Gli scavi di Le Balone presso Rovigo di cui “Archeologia Viva” anticipa i sorprendenti risultati hanno consentito di scoprire una presenza inedita nel territorio polesano

«E tutti questi rami finali nel Po sono tra loro collegati dalla fossa Flavia, che già gli Etruschi avevano aperto in questi luoghi, tagliando le correnti fluviali fino a raggiungere le lagune adriane dette anche i Sette Mari, dove si incontra il famoso porto di Adria, città etrusca, da cui prese il suo nome quel mare che oggi è detto Adriatico.

Vi sono poi foci ricche d’acqua chiamate Carbonaria, Fossiones e Philistrina, quest’ultima indicata anche con il nome Tartaro, a causa dell’apporto dell’Adige, che scende dalle Alpi Tridentine, e del Togisono…».

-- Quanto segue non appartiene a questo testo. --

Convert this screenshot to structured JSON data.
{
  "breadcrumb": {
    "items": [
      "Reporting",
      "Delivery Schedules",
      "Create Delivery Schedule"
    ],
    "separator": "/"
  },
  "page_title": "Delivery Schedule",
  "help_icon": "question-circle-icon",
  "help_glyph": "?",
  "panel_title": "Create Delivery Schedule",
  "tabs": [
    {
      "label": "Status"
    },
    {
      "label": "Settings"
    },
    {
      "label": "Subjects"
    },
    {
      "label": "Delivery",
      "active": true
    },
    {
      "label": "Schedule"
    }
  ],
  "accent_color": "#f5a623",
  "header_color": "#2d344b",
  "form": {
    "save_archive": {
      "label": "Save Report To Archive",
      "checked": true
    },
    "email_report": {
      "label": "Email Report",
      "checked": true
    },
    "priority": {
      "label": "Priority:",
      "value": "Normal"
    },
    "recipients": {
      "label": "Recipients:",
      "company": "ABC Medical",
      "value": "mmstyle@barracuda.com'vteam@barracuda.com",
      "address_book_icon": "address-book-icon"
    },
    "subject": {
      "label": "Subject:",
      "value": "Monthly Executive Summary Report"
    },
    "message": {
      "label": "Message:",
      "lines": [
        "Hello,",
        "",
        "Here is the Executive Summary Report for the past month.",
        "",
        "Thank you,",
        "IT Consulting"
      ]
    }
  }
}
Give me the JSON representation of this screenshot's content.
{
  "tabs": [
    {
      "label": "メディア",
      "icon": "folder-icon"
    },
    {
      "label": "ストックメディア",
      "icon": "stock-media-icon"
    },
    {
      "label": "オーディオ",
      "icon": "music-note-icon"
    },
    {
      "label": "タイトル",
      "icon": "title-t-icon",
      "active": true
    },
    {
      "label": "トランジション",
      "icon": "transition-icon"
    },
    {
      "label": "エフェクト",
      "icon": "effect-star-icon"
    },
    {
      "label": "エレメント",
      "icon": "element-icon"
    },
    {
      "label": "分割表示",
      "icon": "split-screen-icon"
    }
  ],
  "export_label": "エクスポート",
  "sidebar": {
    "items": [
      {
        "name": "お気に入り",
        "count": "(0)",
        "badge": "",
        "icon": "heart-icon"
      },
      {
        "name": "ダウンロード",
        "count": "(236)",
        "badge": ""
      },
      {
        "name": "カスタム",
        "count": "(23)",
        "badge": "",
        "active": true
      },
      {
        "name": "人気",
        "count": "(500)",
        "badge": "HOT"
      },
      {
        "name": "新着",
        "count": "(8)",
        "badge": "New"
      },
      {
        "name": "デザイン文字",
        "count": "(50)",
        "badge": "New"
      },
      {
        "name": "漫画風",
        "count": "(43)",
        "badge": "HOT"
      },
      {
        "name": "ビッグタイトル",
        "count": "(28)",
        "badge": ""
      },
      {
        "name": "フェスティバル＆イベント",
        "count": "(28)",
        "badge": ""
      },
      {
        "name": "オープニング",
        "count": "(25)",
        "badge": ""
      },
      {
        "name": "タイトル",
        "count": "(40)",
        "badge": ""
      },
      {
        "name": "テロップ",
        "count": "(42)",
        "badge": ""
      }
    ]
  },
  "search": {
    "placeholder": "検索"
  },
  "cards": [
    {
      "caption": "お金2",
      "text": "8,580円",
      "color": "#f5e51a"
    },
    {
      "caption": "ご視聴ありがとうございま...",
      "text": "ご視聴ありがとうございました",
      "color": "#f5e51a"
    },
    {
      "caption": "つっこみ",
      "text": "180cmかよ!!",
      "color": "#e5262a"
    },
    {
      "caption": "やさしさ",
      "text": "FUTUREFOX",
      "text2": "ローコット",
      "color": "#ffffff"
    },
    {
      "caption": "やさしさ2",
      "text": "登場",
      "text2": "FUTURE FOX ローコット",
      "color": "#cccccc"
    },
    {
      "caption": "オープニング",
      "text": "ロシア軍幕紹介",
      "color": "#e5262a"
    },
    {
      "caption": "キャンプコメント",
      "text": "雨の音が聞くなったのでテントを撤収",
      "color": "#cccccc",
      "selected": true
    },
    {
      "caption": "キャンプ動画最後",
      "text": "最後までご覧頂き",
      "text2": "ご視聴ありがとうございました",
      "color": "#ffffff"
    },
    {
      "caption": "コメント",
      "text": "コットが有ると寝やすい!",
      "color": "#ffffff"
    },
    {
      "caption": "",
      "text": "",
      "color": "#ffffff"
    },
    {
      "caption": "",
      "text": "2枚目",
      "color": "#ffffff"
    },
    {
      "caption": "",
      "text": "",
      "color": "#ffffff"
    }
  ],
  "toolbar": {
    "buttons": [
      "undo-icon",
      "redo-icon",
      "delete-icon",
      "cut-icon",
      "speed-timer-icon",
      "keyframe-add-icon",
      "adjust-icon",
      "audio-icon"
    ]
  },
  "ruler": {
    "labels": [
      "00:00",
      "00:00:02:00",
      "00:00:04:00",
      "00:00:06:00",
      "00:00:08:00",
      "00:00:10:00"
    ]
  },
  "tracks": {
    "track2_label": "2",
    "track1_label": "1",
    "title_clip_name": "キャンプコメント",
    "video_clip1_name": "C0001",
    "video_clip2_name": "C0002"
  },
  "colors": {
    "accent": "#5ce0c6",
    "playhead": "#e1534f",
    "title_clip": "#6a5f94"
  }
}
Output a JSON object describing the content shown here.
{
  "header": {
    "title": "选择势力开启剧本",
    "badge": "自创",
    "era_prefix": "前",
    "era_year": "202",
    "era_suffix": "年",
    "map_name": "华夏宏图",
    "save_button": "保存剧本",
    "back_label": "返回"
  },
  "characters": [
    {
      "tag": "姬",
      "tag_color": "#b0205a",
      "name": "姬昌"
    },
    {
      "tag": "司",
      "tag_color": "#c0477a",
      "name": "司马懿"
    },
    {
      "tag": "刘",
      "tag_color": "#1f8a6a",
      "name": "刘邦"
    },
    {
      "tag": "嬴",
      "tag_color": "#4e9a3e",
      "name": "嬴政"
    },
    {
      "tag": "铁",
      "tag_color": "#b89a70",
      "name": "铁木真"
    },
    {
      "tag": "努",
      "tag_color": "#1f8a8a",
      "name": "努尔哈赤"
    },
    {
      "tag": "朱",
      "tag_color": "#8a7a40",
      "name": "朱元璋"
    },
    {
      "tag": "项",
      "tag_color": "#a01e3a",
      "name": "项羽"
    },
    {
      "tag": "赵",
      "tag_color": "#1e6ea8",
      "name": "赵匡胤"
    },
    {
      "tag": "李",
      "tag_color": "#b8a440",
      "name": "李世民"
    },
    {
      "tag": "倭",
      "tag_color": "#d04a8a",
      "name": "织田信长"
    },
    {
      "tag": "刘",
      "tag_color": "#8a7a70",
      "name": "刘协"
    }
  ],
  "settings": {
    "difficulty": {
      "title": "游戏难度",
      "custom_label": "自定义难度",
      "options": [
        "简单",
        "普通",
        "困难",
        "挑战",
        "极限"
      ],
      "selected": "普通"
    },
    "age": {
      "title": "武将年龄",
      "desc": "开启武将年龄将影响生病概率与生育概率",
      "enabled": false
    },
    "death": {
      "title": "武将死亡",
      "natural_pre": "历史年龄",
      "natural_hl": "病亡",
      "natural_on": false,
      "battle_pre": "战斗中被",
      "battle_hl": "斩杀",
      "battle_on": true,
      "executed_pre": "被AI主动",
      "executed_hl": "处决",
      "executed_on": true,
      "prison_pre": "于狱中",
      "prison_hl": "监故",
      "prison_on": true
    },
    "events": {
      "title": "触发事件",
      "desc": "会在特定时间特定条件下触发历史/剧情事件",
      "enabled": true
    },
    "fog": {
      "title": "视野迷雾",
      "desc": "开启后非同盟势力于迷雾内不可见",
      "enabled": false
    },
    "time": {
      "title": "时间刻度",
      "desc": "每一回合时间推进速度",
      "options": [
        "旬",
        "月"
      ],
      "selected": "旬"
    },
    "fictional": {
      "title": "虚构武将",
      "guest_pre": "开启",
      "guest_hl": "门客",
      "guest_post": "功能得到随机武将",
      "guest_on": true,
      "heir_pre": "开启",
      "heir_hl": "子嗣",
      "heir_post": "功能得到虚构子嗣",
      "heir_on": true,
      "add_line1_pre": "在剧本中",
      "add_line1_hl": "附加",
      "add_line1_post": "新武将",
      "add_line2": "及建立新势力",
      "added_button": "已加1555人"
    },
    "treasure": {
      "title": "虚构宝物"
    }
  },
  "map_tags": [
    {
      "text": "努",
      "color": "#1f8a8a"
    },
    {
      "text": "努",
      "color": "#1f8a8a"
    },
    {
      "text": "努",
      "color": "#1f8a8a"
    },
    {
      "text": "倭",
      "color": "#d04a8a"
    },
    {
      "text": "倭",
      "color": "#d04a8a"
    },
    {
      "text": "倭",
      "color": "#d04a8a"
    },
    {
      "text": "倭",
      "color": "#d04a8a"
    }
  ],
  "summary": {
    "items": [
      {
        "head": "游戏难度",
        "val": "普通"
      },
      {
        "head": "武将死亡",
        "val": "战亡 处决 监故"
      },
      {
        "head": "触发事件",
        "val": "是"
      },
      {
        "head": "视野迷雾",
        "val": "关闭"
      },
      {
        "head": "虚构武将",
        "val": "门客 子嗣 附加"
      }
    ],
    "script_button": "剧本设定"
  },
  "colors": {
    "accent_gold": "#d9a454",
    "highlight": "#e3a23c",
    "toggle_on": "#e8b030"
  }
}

Così Plinio il Vecchio, il grande naturalista romano morto nel 79 d.C. durante l’eruzione del Vesuvio che distrusse Pompei e Ercolano, descrive nella sua opera Naturalis Historia la fascia costiera più settentrionale del delta padano, evidenziano la felice configurazione di un territorio che, prima ancora della romanizzazione, avvenuta a partire dal II sec. a.C., fu controllato e gestito da genti etrusche.

Qui, infatti, dalla seconda metà del VI agli inizi del V sec. a.C., a seguito del progressivo ridimensionamento del dominio etrusco sul mare Tirreno, gli interessi commerciali dell’Etruria si andarono spostando su percorsi interni, alla ricerca di nuovi sbocchi lungo l’Adriatico e di nuove rotte mercantili verso il mondo d’oltralpe.

Si determinarono, così, nella regione del delta padano e nell’immediato entroterra, rilevanti convergenze di interessi culturali ed economici fra Etruria interna, Etruria tirrenica, Grecia ed Europa Transalpina.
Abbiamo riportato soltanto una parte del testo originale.